Про главу о Соловках в книге Далина и Николаевского от 1947 г., которую написал Сапир, мы уже упоминали, перечисляя летописцев. Рассказанное им о соловецком кремле, духовенстве и каэрах более подробно изложено Клингером и Зайцевым значительно ранее, а более чем сомнительные цыфры о концлагерях взяты из Киселева, о чем Сапир честно упоминает в сносках. Про своих политических он рассказал мало: меньшевик Яков Аранович повесился в Кемперпункте, эсер Юзик Сандомир вскрыл себе вены на острове, профработник металлист Михаил Егоров-Лызлов сошел с ума, да еще, что голодовка эсеров и анархистов с 3 по 14 октября была безрезультатной. Переведенный вскоре из Савватьевского скита в Муксальмский, он не был очевидцем стрельбы охраны по безоружным эсерам. Об этом, как вообще о всей обстановке среди политических, мы пользуемся воспоминаниями эсерки Олицкой.

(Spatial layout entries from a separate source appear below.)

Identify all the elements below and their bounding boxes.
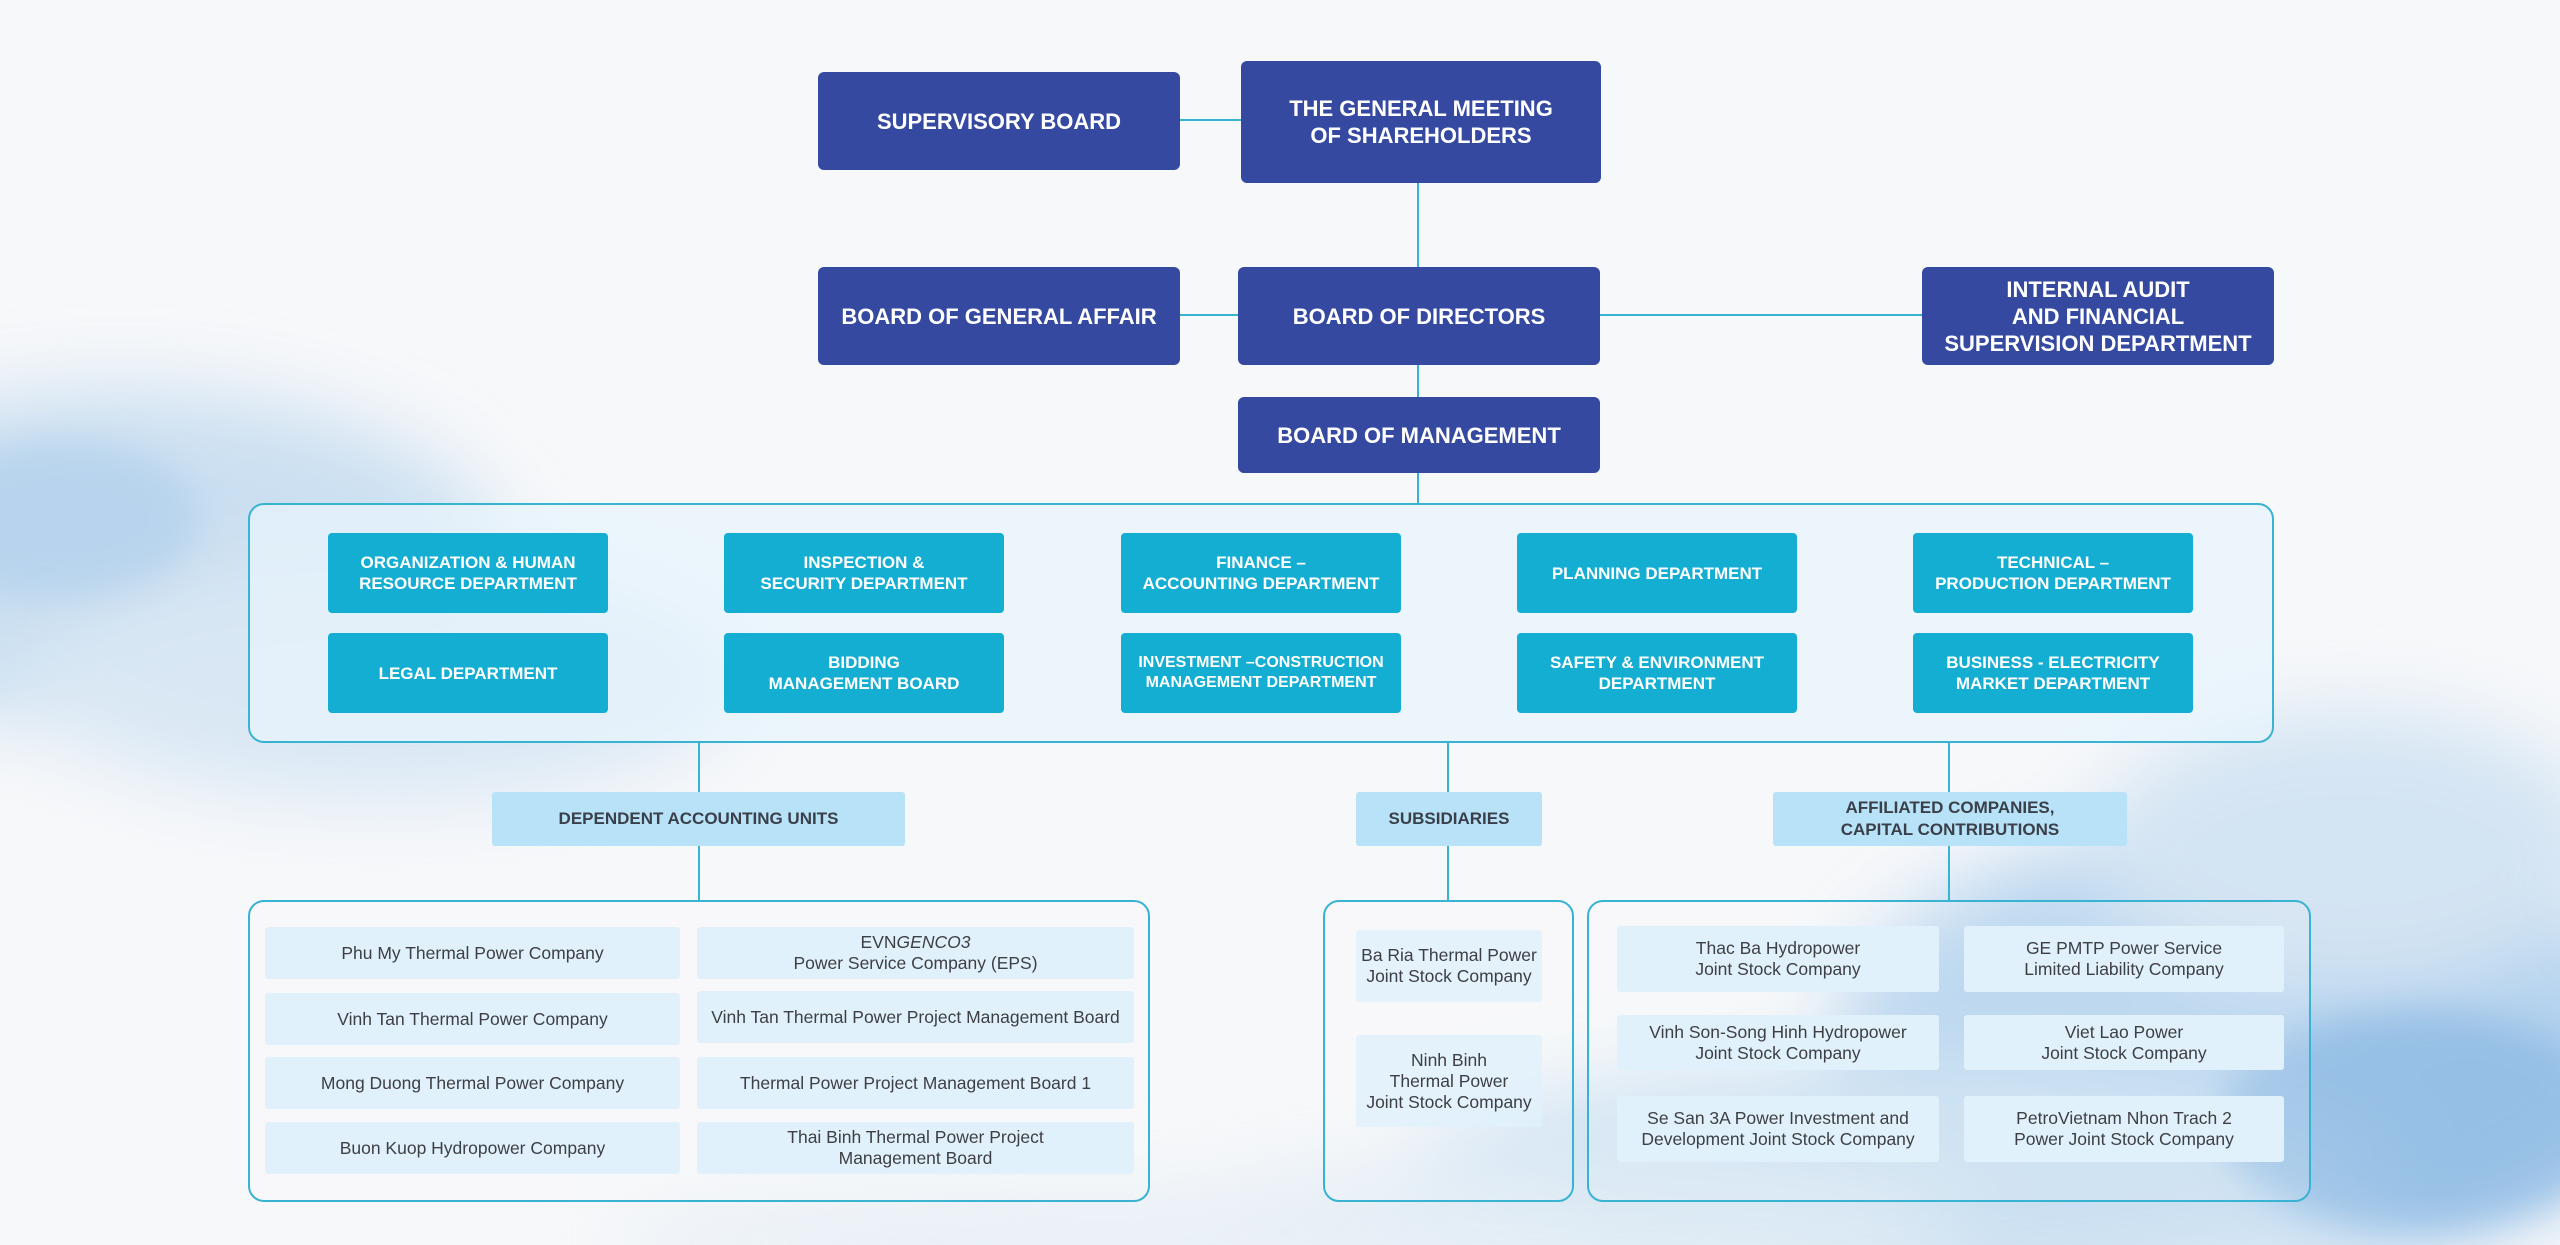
affiliate-ge-pmtp: GE PMTP Power Service Limited Liability … <box>1964 926 2284 992</box>
subsidiary-ninh-binh: Ninh Binh Thermal Power Joint Stock Comp… <box>1356 1035 1542 1127</box>
department-investment-construction: INVESTMENT –CONSTRUCTION MANAGEMENT DEPA… <box>1121 633 1401 713</box>
department-planning: PLANNING DEPARTMENT <box>1517 533 1797 613</box>
board-of-general-affair: BOARD OF GENERAL AFFAIR <box>818 267 1180 365</box>
supervisory-board: SUPERVISORY BOARD <box>818 72 1180 170</box>
unit-buon-kuop: Buon Kuop Hydropower Company <box>265 1122 680 1174</box>
eps-italic: GENCO3 <box>896 932 971 952</box>
department-legal: LEGAL DEPARTMENT <box>328 633 608 713</box>
department-finance-accounting: FINANCE – ACCOUNTING DEPARTMENT <box>1121 533 1401 613</box>
unit-evngenco3-eps: EVNGENCO3 Power Service Company (EPS) <box>697 927 1134 979</box>
eps-prefix: EVN <box>860 932 897 952</box>
board-of-directors: BOARD OF DIRECTORS <box>1238 267 1600 365</box>
internal-audit-department: INTERNAL AUDIT AND FINANCIAL SUPERVISION… <box>1922 267 2274 365</box>
department-inspection-security: INSPECTION & SECURITY DEPARTMENT <box>724 533 1004 613</box>
affiliate-vinh-son-song-hinh: Vinh Son-Song Hinh Hydropower Joint Stoc… <box>1617 1015 1939 1070</box>
general-meeting-of-shareholders: THE GENERAL MEETING OF SHAREHOLDERS <box>1241 61 1601 183</box>
unit-thai-binh-project-board: Thai Binh Thermal Power Project Manageme… <box>697 1122 1134 1174</box>
affiliate-thac-ba: Thac Ba Hydropower Joint Stock Company <box>1617 926 1939 992</box>
subsidiaries-header: SUBSIDIARIES <box>1356 792 1542 846</box>
unit-mong-duong: Mong Duong Thermal Power Company <box>265 1057 680 1109</box>
eps-line-2: Power Service Company (EPS) <box>793 953 1038 973</box>
affiliate-se-san-3a: Se San 3A Power Investment and Developme… <box>1617 1096 1939 1162</box>
unit-vinh-tan: Vinh Tan Thermal Power Company <box>265 993 680 1045</box>
subsidiary-ba-ria: Ba Ria Thermal Power Joint Stock Company <box>1356 930 1542 1002</box>
department-business-electricity-market: BUSINESS - ELECTRICITY MARKET DEPARTMENT <box>1913 633 2193 713</box>
unit-vinh-tan-project-board: Vinh Tan Thermal Power Project Managemen… <box>697 991 1134 1043</box>
department-organization-hr: ORGANIZATION & HUMAN RESOURCE DEPARTMENT <box>328 533 608 613</box>
unit-thermal-project-board-1: Thermal Power Project Management Board 1 <box>697 1057 1134 1109</box>
department-safety-environment: SAFETY & ENVIRONMENT DEPARTMENT <box>1517 633 1797 713</box>
unit-phu-my: Phu My Thermal Power Company <box>265 927 680 979</box>
affiliate-viet-lao: Viet Lao Power Joint Stock Company <box>1964 1015 2284 1070</box>
department-technical-production: TECHNICAL – PRODUCTION DEPARTMENT <box>1913 533 2193 613</box>
department-bidding-management: BIDDING MANAGEMENT BOARD <box>724 633 1004 713</box>
affiliate-petrovietnam-nhon-trach-2: PetroVietnam Nhon Trach 2 Power Joint St… <box>1964 1096 2284 1162</box>
eps-line-1: EVNGENCO3 <box>861 932 971 953</box>
board-of-management: BOARD OF MANAGEMENT <box>1238 397 1600 473</box>
affiliated-companies-header: AFFILIATED COMPANIES, CAPITAL CONTRIBUTI… <box>1773 792 2127 846</box>
dependent-accounting-units-header: DEPENDENT ACCOUNTING UNITS <box>492 792 905 846</box>
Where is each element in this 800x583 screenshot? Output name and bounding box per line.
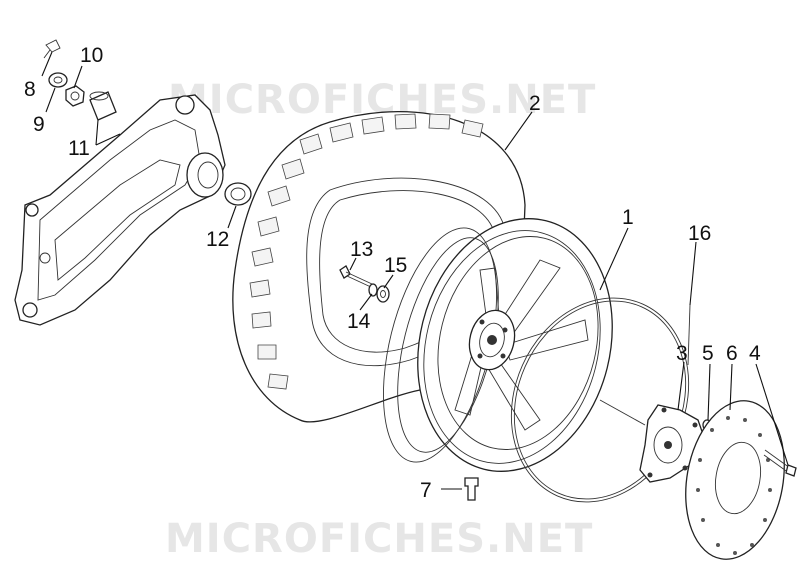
callout-3: 3: [676, 342, 688, 365]
leader-lines: [41, 51, 789, 490]
callout-4: 4: [749, 342, 761, 365]
washer-part-14: [368, 283, 378, 297]
valve-part-7: [464, 477, 479, 501]
callout-2: 2: [529, 92, 541, 115]
callout-7: 7: [420, 479, 432, 502]
wheel-rim: [383, 218, 613, 472]
callout-14: 14: [347, 310, 371, 333]
callout-15: 15: [384, 254, 407, 277]
callout-11: 11: [68, 137, 90, 160]
callout-10: 10: [80, 44, 103, 67]
nut-part-10: [65, 85, 85, 107]
callout-12: 12: [206, 228, 229, 251]
callout-5: 5: [702, 342, 714, 365]
pin-part-8: [43, 39, 61, 59]
washer-part-15: [376, 285, 390, 303]
callout-8: 8: [24, 78, 36, 101]
callout-1: 1: [622, 206, 634, 229]
callout-16: 16: [688, 222, 711, 245]
brake-disc-part-6: [685, 400, 785, 560]
spacer-part-11: [89, 91, 117, 121]
callout-labels: 1 2 3 4 5 6 7 8 9 10 11 12 13 14 15 16: [24, 44, 761, 502]
callout-9: 9: [33, 113, 45, 136]
bolt-part-4: [763, 449, 797, 477]
washer-part-9: [48, 72, 68, 88]
callout-6: 6: [726, 342, 738, 365]
callout-13: 13: [350, 238, 373, 261]
swing-arm: [14, 94, 226, 326]
seal-part-12: [224, 182, 252, 206]
watermark-bottom: MICROFICHES.NET: [165, 516, 593, 562]
bolt-part-13: [339, 265, 374, 289]
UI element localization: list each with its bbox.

Хотя сама она в те дни еще не была в Савватьеве, но до дня вывоза политических с острова содержалась там среди очевидцев и уцелевших при бойне, почему события у нее изложены более подробно и достоверно.
До конца навигации 1923 года и весь 1924 год Соловки пополнялись новыми небольшими группами социалистов из столичных тюрем. Савватьевский скит вскоре был переполнен. Пришлось заселять социалистами еще два скита: Муксальмский и Анзерский. Всего на Соловки завезли до 500 политических. Были среди них и супружеские пары, некоторые даже с детьми. С разношерстным населением кремля социалисты не поддерживали ни физического, ни духовного общения, но некоторое представление о царившем там произволе, конечно, имели.
В своих скитах социалисты по традиции и, конечно, с позволения Москвы, коллективно защищали свои «права политических», отвоеванные у царизма. В каждой партии был свой выборный, а не общий и назначенный начальником, как для каэров, староста, свой завхоз, своя каптерка, куда поступали деньги и посылки от родных и свои кельи (по партиям и фракциям). Лагерные продукты, значительно лучшие по качеству и количеству чем в кремле, и посылки от Красного Креста шли в общую каптерку и в общий котел. Истощенных и цинготников среди социалистов не было. К ним иногда приезжали на свидание жены и матери. «Немедленно по выходе на берег — сообщал „Социалистический Вестник“ в № 16-м от 1923 года — жены заключенных были взяты под стражу и отведены в здание, громко именуемое гостиницей» (т. е. в бывший странноприимный дом для богомольцев).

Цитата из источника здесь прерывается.